3 Nisan 2011 Pazar

21.09

ne kadar zaman geçmişti aradan.. dünmüydü? yoksa bugün mü? gerçekten, o kadar sene geçmiş olabilirmi? olamaz heralde. bir parfüm. bir koku sizi ne kadar uzağa götürebilir biliyor musunuz? ben bugün öğrendim. suratımda aptal bi ifade, dondum kaldım bir an. gözüm daldı, kaçıramadım bakışlarımı uzaklardan. dönüp gidişinden tut, koşarak gelişine kadar, herşey bir anda belirdi gözlerimin önünde. bir kokuyla. sadece bir koku.

 bir koku seni bundan seneler önce kafanı yastığından kaldırdığında gördüğün mesaja şaşırman kadar şaşırtabilir bazen, ya da bir başka gün bambaşka bir mesajla gelen gözyaşlarını geri getirebilir. seni seneler öncesine de atabilir, hayallere de bırakabilir. anılar insafsızdır. ne zaman nerden vurucaklar bilemezsin.

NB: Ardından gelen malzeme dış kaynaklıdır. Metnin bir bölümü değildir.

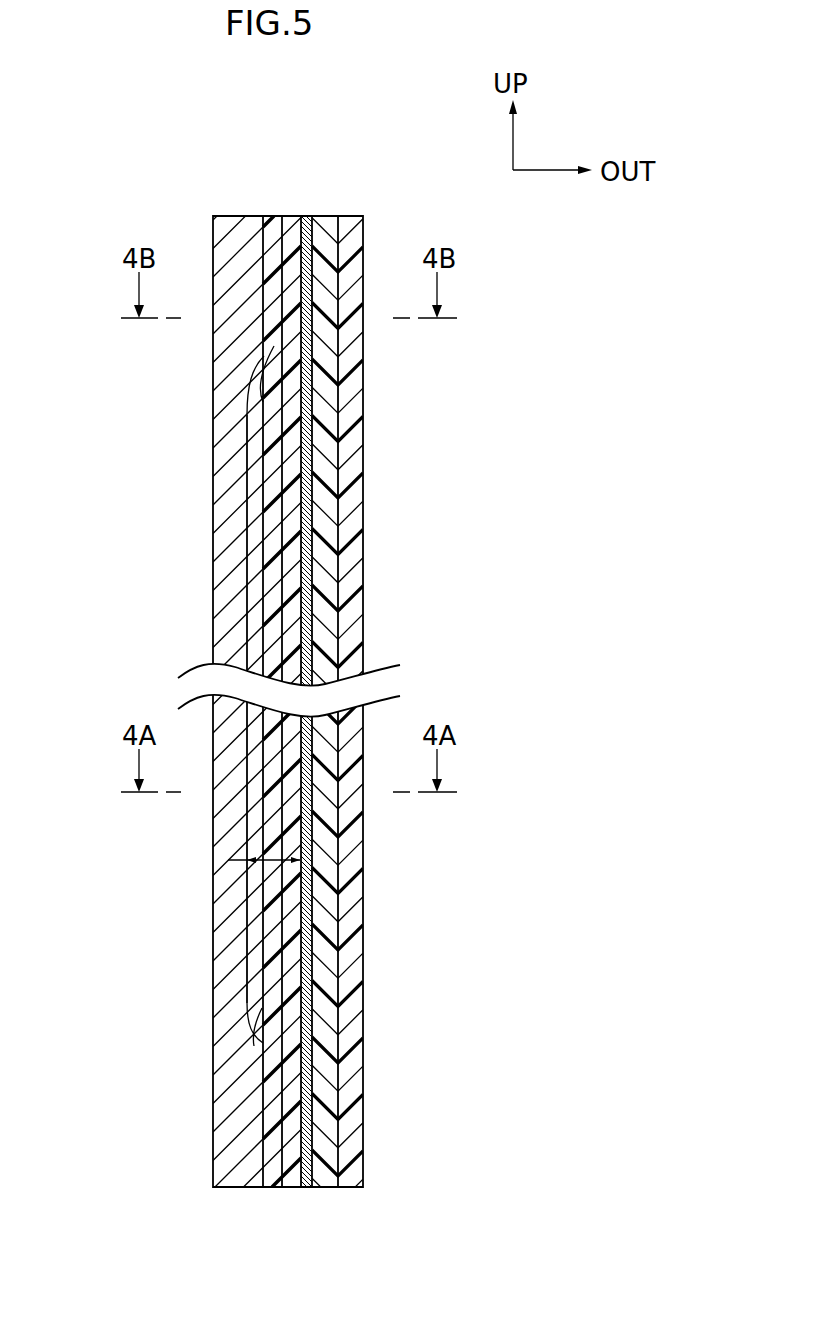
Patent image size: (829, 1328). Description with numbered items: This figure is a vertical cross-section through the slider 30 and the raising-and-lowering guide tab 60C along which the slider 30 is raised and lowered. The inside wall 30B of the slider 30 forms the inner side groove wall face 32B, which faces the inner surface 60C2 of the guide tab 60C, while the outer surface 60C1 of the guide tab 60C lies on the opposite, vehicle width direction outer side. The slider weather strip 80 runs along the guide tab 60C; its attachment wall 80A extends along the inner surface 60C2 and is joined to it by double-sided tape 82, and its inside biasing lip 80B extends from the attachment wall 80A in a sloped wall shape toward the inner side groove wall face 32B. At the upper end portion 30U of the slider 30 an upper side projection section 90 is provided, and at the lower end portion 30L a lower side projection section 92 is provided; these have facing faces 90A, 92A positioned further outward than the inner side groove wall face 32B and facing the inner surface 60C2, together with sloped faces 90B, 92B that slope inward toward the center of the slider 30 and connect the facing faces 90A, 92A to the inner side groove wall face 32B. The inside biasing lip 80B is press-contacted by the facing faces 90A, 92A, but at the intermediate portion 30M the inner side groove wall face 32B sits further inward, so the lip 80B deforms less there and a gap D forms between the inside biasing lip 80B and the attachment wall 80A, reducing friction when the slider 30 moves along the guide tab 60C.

The slider 30 is at (201, 145).
The upper side projection section 90 is at (233, 320).
The facing face 90A is at (278, 267).
The sloped face 90B is at (247, 406).
The upper end portion 30U is at (213, 351).
The intermediate portion 30M is at (213, 608).
The lower end portion 30L is at (213, 1071).
The inside wall 30B is at (228, 563).
The inner side groove wall face 32B is at (247, 640).
The raising-and-lowering guide tab 60C is at (330, 422).
The outer surface 60C1 is at (340, 393).
The inner surface 60C2 is at (262, 485).
The slider weather strip 80 is at (458, 498).
The attachment wall 80A is at (292, 515).
The inside biasing lip 80B is at (257, 579).
The double-sided tape 82 is at (305, 626).
The lower side projection section 92 is at (232, 1112).
The facing face 92A is at (272, 1127).
The sloped face 92B is at (247, 1003).
The gap D is at (272, 857).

bir gün ansızın girer hayatına. bir satranç oyunu gibidir aslında herşey. ama rövanşını alacak ne yürek kalmıştır senden geriye, ne de ömür. "zaten bir şey de beklemiyorum senden. birşey bekleyecek yüzüm yok ki. sen bana verebiliceğin en güzel hediyeyi verdin. kazanmaktan kaybetmekten çok pes etmeyi öğrettin."

çok değerli bir insanın bile, bir gün hiçbirşey olamayacağını gösterdin.
sayende ben, çekip gitmeyi öğrendim.

derken, bir koku duyarsınız. ve herşey geri gelir.
gözünüz dalar, aptal bir yüz ifadesiyle dalarsınız bir yerlere.
ne başı ne sonu yoktur bu anın. bu yazının.
çünkü anıların bir sonu olamaz. istesek de, istemesek de.